Humanitarian Award • The Recipient




A single Humanitarian Award was conferred by The Round Table Foundation so far. In 2007 the Foun­da­tion gave this Award to Harald Østensen of Cluny, France. The award was presented at Cecilienhof Castle in Pots­dam, Germany.

For many years Harald Østensen exemplified the combination of extra­ordi­nary achievement with decency and bene­vol­ence by organizing teaching courses and supporting appropriate means of medical imaging, particularly in countries with limited resources.


spaceholder red600    Harald Østensen received his medical education and training in Germany and Norway. He worked as a general practitioner and later as a radiologist in hos­pi­tals all over Norway.
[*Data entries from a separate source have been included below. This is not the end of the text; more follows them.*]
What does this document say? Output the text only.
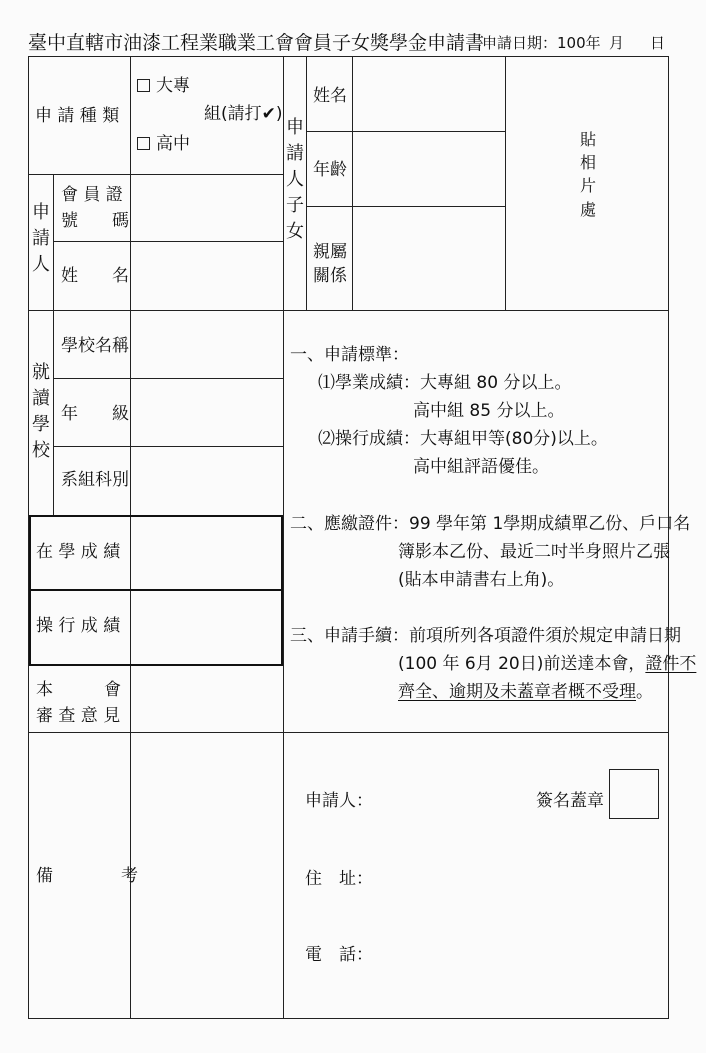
臺中直轄市油漆工程業職業工會會員子女獎學金申請書
申請日期：100年 月 日
申 請 種 類
大專
組(請打✔)
高中
申請人
會 員 證
號　　碼
姓　　名
就讀學校
學校名稱
年　　級
系組科別
在 學 成 績
操 行 成 績
本　　　會
審 查 意 見
備　　　　考
申請人子女
姓名
年齡
親屬
關係
貼相片處
一、申請標準：
⑴學業成績：大專組 80 分以上。
高中組 85 分以上。
⑵操行成績：大專組甲等(80分)以上。
高中組評語優佳。
二、應繳證件：99 學年第 1學期成績單乙份、戶口名
簿影本乙份、最近二吋半身照片乙張
(貼本申請書右上角)。
三、申請手續：前項所列各項證件須於規定申請日期
(100 年 6月 20日)前送達本會，證件不
齊全、逾期及未蓋章者概不受理。
申請人：	簽名蓋章
住　址：
電　話：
Until the early 1990s, he was the Managing Director of the NICER courses – continuing education in ra­dio­logy for world regions lacking the range of medical education available in many rich countries. His group – supported by a medical company – built up a global program, enlisting well-known teachers in radiology from all over the world.
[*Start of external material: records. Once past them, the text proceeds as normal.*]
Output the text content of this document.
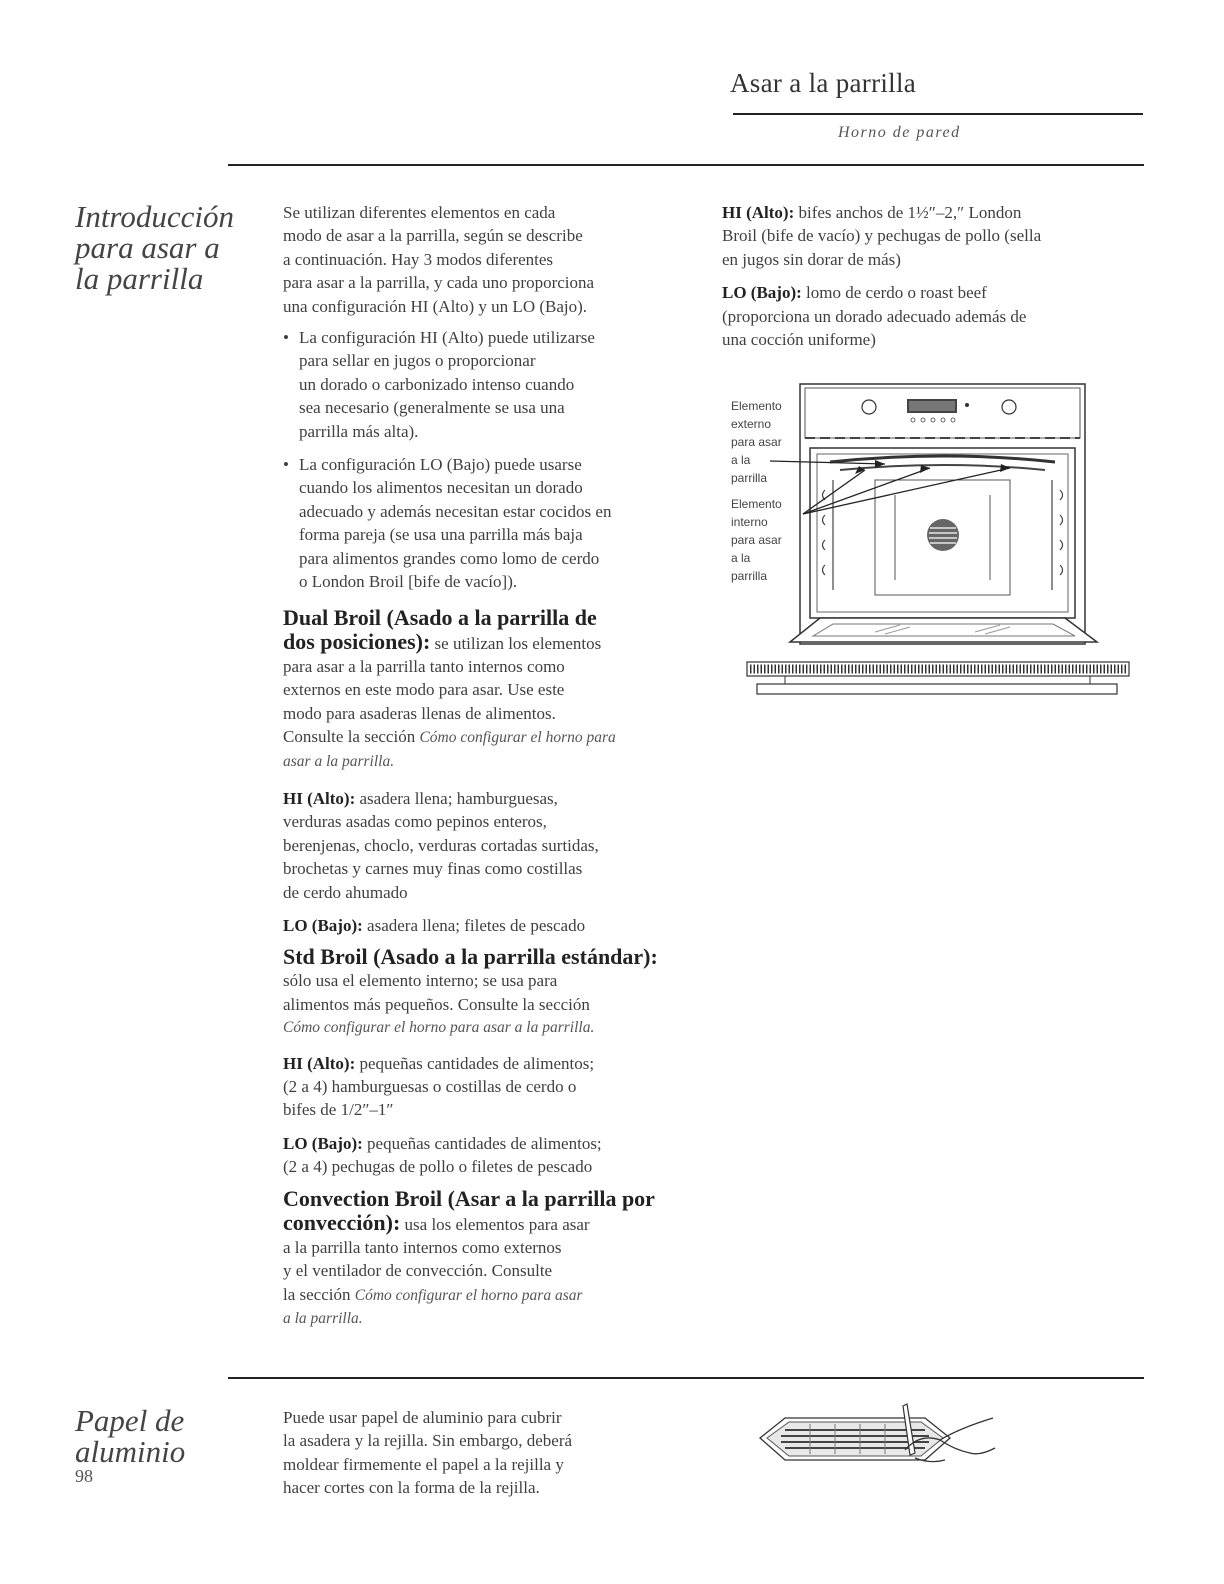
Asar a la parrilla
Horno de pared
Introducción
para asar a
la parrilla

Se utilizan diferentes elementos en cada
modo de asar a la parrilla, según se describe
a continuación. Hay 3 modos diferentes
para asar a la parrilla, y cada uno proporciona
una configuración HI (Alto) y un LO (Bajo).

• La configuración HI (Alto) puede utilizarse
para sellar en jugos o proporcionar
un dorado o carbonizado intenso cuando
sea necesario (generalmente se usa una
parrilla más alta).
• La configuración LO (Bajo) puede usarse
cuando los alimentos necesitan un dorado
adecuado y además necesitan estar cocidos en
forma pareja (se usa una parrilla más baja
para alimentos grandes como lomo de cerdo
o London Broil [bife de vacío]).

Dual Broil (Asado a la parrilla de
dos posiciones): se utilizan los elementos
para asar a la parrilla tanto internos como
externos en este modo para asar. Use este
modo para asaderas llenas de alimentos.
Consulte la sección Cómo configurar el horno para
asar a la parrilla.

HI (Alto): asadera llena; hamburguesas,
verduras asadas como pepinos enteros,
berenjenas, choclo, verduras cortadas surtidas,
brochetas y carnes muy finas como costillas
de cerdo ahumado

LO (Bajo): asadera llena; filetes de pescado

Std Broil (Asado a la parrilla estándar):
sólo usa el elemento interno; se usa para
alimentos más pequeños. Consulte la sección
Cómo configurar el horno para asar a la parrilla.

HI (Alto): pequeñas cantidades de alimentos;
(2 a 4) hamburguesas o costillas de cerdo o
bifes de 1/2″–1″

LO (Bajo): pequeñas cantidades de alimentos;
(2 a 4) pechugas de pollo o filetes de pescado

Convection Broil (Asar a la parrilla por
convección): usa los elementos para asar
a la parrilla tanto internos como externos
y el ventilador de convección. Consulte
la sección Cómo configurar el horno para asar
a la parrilla.

HI (Alto): bifes anchos de 1½″–2,″ London
Broil (bife de vacío) y pechugas de pollo (sella
en jugos sin dorar de más)

LO (Bajo): lomo de cerdo o roast beef
(proporciona un dorado adecuado además de
una cocción uniforme)

Elemento
externo
para asar
a la
parrilla
Elemento
interno
para asar
a la
parrilla
Papel de
aluminio
Puede usar papel de aluminio para cubrir
la asadera y la rejilla. Sin embargo, deberá
moldear firmemente el papel a la rejilla y
hacer cortes con la forma de la rejilla.
98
The goal was untainted education of the highest poss­ible quality.

Østensen then joined the World Health Organization at their head­quarters in Geneva, Switzerland, in charge of global medical imaging. Again, he put his emphasis on basic and applied teaching and edited numerous books and brochures which were distributed free of charge. One of his main goals in Geneva was the introduction of digital radiography in countries with few resources. Østensen died in 2011.
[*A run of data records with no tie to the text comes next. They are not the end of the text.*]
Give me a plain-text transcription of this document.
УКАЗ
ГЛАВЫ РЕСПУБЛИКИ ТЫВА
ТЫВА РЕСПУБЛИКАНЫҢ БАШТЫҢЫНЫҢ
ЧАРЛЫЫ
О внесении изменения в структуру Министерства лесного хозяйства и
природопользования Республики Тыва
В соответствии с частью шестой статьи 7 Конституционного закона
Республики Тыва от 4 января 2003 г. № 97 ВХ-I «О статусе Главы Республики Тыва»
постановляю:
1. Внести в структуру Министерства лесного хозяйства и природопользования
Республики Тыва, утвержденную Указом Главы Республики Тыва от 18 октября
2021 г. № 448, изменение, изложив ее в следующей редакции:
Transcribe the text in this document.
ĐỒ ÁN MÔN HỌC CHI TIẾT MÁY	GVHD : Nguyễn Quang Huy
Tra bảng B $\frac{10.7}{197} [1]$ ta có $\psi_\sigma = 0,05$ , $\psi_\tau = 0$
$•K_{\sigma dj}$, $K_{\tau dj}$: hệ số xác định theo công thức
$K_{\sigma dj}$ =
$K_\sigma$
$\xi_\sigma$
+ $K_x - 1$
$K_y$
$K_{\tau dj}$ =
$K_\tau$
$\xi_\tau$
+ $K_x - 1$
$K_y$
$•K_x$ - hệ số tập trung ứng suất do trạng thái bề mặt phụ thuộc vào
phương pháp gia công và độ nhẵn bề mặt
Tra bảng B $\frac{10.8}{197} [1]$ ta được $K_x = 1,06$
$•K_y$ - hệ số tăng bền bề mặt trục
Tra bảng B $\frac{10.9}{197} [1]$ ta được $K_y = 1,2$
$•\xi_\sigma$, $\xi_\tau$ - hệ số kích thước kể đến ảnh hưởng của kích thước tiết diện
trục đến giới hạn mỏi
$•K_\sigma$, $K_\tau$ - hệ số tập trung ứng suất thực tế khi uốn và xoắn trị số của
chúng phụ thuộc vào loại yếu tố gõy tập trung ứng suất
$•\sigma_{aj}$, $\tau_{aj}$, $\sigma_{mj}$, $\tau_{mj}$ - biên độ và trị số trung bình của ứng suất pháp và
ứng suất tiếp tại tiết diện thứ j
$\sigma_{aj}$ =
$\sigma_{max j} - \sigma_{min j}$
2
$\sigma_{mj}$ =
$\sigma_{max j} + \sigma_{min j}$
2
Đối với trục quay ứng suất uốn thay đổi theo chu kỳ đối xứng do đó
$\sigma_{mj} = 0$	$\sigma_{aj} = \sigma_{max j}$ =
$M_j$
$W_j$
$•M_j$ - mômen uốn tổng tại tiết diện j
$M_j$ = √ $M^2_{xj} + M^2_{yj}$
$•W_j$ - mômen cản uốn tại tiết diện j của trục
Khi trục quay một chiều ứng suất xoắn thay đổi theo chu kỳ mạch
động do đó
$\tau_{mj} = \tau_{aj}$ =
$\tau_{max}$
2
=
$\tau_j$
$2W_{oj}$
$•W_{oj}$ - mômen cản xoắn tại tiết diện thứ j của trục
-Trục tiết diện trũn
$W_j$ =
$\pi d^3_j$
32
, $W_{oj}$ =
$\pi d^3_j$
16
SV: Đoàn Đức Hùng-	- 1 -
Professor Hans Ringertz, former Pre­si­dent of the No­bel As­semb­ly in Stockholm, pointed out:

"Radiology had never been strongly represented within WHO before, and Harald Østensen did a great job with very limited resources. His most important con­tri­bu­tion was the concentration on radiological equip­ment, education, and radiation protection in the least de­velop­ed parts of the world. From our earliest meetings, it was clear that Harald's overriding con­cerns were always those of the patient and how the resources avail­able could best be utilized to improve the health of the population.

"His greatest attribute was in getting health pro­fes­sio­nals to work as a team and to respect the value of each other's contribution to the care of the patient. He was instrumental in breaking down professional barriers."